The governor’s office didn’t exactly say how many residents would be moved from Choate, and the Illinois Department of Human Services, which manages Choate and other state-run treatment centers, didn’t immediately provide that information Wednesday morning.

But the governor’s office said most of the estimated 270 residents will have the opportunity to “transition into community-based settings” or other state-run facilities to receive care.

“The transformation at Choate moves Illinois in closer alignment with nationwide, research-informed best practices, advances the state’s commitment to equity and the civil rights of people with disabilities,” Pritzker’s office said in a statement. “It also reflects the state’s legal duty to ensure residents with disabilities have a full opportunity to live in the least restrictive environment of their choosing.”

An investigation last year by ProPublica, Capitol News Illinois and Lee Enterprises found that Illinois State Police had launched at least 40 criminal probes over the past decade into alleged employee misconduct at the Choate facility.

Employees there have been charged criminally more than a dozen times over the years on allegations that include everything from beating up residents to forcing a resident to drink a cup of hot sauce. Workers have also been cited for not reporting abuse and obstructing investigations and lying to state police.

The governor’s plan calls for “new safety enhancements” at not only Choate, but across all other state-run developmental centers. The plan also calls for the appointment of a new statewide chief resident safety officer.

The American Civil Liberties Union of Illinois called Pritzker’s plan “a good first step” at improving conditions at Choate, but said it hopes it is an initial step toward “the ultimate closure” of all state-run developmental centers in Illinois.

“We fully support the smooth transitioning of people out of Choate who are living with developmental and intellectual disabilities. These individuals need to reside in the community, in the least restrictive setting possible,” Heidi Dalenberg, managing legal director for the ACLU of Illinois, said in a statement. “While this transition moves forward, we will continue to monitor efforts to ensure the ongoing safety of those who remain at the facility.”

One of Illinois’ largest state employee unions said it was extremely concerned about the fate of “residents and the employees who make Choate home for them” under Pritzker’s plan.

“AFSCME will work to protect the jobs of Choate’s dedicated and compassionate employees, and our union will continue our close alliance with the Friends of Choate family group to ensure that no resident is forced out of their home without their consent,” Roberta Lynch, executive director for the American Federation of State, County and Municipal Employees Council 31, said in a statement.

Last month, Republicans in the General Assembly decried the Democratic governor’s handling of Choate given the systemic mistreatment of residents, and laid out their own plan to address the long-standing issues.

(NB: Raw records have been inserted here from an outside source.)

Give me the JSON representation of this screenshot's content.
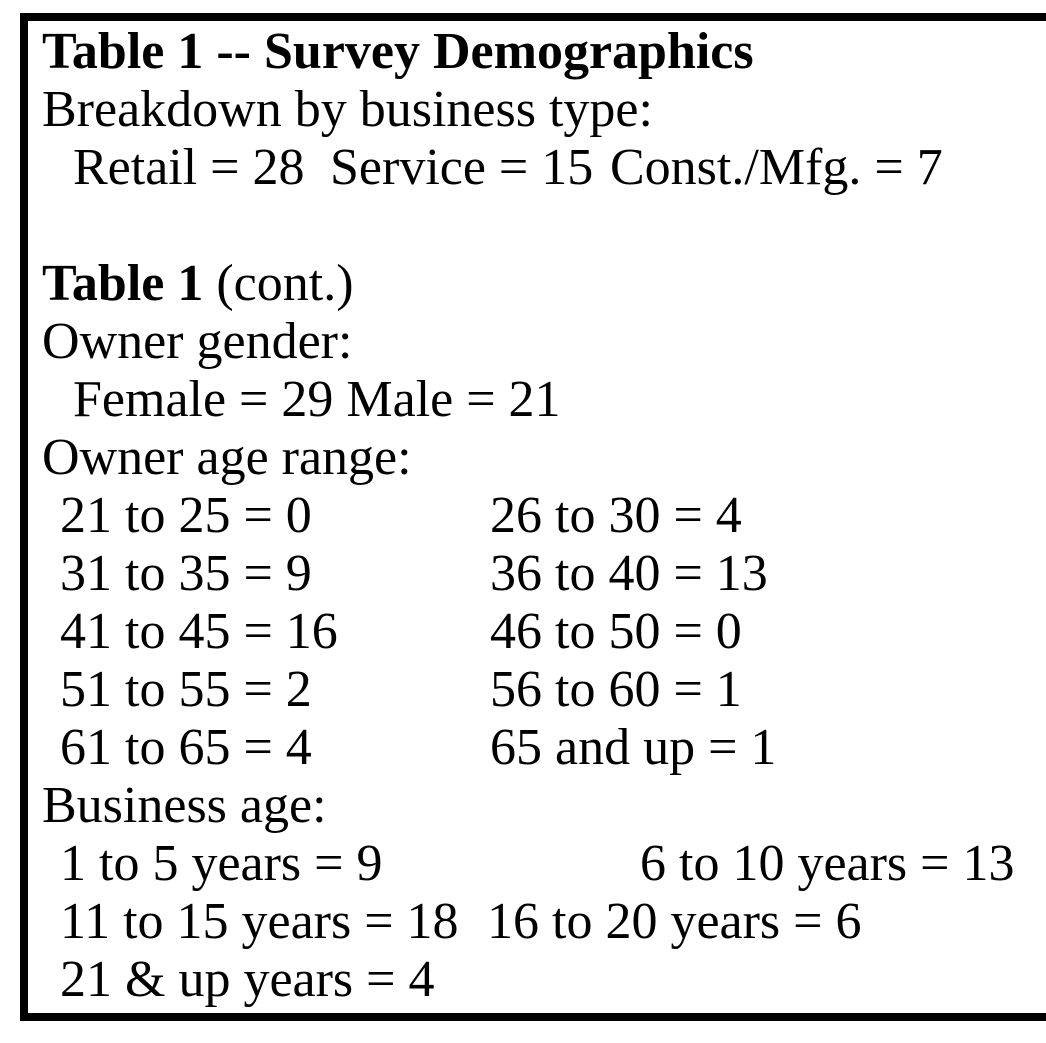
{
  "title": "Table 1 -- Survey Demographics",
  "sections": {
    "business_type": {
      "heading": "Breakdown by business type:",
      "items": [
        "Retail = 28",
        "Service = 15",
        "Const./Mfg. = 7"
      ]
    },
    "continuation": {
      "title_bold": "Table 1",
      "title_rest": "(cont.)"
    },
    "owner_gender": {
      "heading": "Owner gender:",
      "values": "Female = 29 Male = 21"
    },
    "owner_age": {
      "heading": "Owner age range:",
      "rows": [
        [
          "21 to 25 = 0",
          "26 to 30 = 4"
        ],
        [
          "31 to 35 = 9",
          "36 to 40 = 13"
        ],
        [
          "41 to 45 = 16",
          "46 to 50 = 0"
        ],
        [
          "51 to 55 = 2",
          "56 to 60 = 1"
        ],
        [
          "61 to 65 = 4",
          "65 and up = 1"
        ]
      ]
    },
    "business_age": {
      "heading": "Business age:",
      "rows": [
        [
          "1 to 5 years = 9",
          "6 to 10 years = 13"
        ],
        [
          "11 to 15 years = 18",
          "16 to 20 years = 6"
        ],
        [
          "21 & up years = 4"
        ]
      ]
    }
  }
}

The GOP proposals ranged from additional surveillance cameras to adding employees who are better trained to work with the mentally and developmentally disabled residents of the facility. The lawmakers also wrote a letter to their cohorts in the Democratic supermajority calling for legislative committee hearings to discuss the problems.

In response to the GOP’s criticism, Pritzker’s office last month said his administration had taken steps to address the issues at Choate that include more training for staff, as well as an ongoing effort to install indoor and outdoor cameras, an increase of about a half dozen security workers and an “increased management presence in living areas and professional staff presence after hours,” among other steps.

Aside from saying the problems at Choate are long-standing and will take time to address, the Pritzker administration has laid blame on the previous Republican administration of former Gov. Bruce Rauner for budget cuts to social services.

The situation at Choate is one of several issues the Pritzker administration has faced over its handling of state social service agencies.

An auditor general’s report last year blamed Pritzker’s Public Health Department for failing to adequately respond to a COVID-19 outbreak at a state home for veterans in LaSalle that led to the deaths of 36 residents. And child-welfare advocates have repeatedly criticized the administration’s oversight of the Department of Children and Family Services, which has come under fire for failing to find appropriate placements for children.